Before we flipped traffic, we made sure the boring production stuff was done:
- Graceful shutdown —
server.stop(false), preStop hooks, health checks that return 503 during drain so the load balancer stops routing before pods die. - Version skew detection — when we deploy a new SPA build, clients on the old build get told to reload instead of hitting a stale API contract.
- HPA, PDB, liveness probes — the unsexy reliability scaffolding. Do it before the traffic, not after the incident.
- A rollback we’d actually tested. Flipping the HTTPRoute back was one command, and we’d practiced it.
The payoff
- Server response time dropped from ~506ms to ~25ms.
- The heaviest pages went from 3-4 second loads to under 200ms.
- We deleted ~70K lines of dead code on the way.
- Deploys got faster — killing the 5-minute Next.js build was most of it.
The mental model for users changed too. It used to be “is the app even working?” during a multi-second blank screen. Now the shell paints in ~25ms and data streams in. The question became “how fast does the data load,” which is a much nicer problem to have.
What we’d tell you
- Ask if you actually need your framework’s headline feature.
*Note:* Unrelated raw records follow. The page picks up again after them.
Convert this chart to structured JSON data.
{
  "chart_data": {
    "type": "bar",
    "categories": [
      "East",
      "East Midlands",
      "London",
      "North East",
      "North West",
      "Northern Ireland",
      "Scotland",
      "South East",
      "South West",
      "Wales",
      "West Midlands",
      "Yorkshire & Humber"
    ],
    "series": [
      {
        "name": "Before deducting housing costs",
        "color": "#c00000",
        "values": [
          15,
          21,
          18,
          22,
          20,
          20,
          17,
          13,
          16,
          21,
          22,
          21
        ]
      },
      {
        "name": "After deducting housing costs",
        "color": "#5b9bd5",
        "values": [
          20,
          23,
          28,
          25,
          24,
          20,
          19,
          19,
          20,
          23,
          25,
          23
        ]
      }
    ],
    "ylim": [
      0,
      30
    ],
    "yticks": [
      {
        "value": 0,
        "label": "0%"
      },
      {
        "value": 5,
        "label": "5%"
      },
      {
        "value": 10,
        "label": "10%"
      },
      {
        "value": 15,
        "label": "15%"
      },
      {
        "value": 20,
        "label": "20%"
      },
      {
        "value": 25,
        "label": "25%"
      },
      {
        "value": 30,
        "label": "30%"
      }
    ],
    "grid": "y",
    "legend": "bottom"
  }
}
We didn’t need SSR. That admission unlocked everything.
- Re-route, don’t rewrite. Path-alias your existing components into the new shell. The features don’t need to know.
- Use agents for the mechanical 80%, fresh-context review for safety, and humans for the judgment calls.
- Run both versions in parallel and make the cutover a one-line, reversible config change.
- Do the production hardening before the traffic, not after.
Six weeks. No feature rewrites. No downtime. One nervous YAML edit.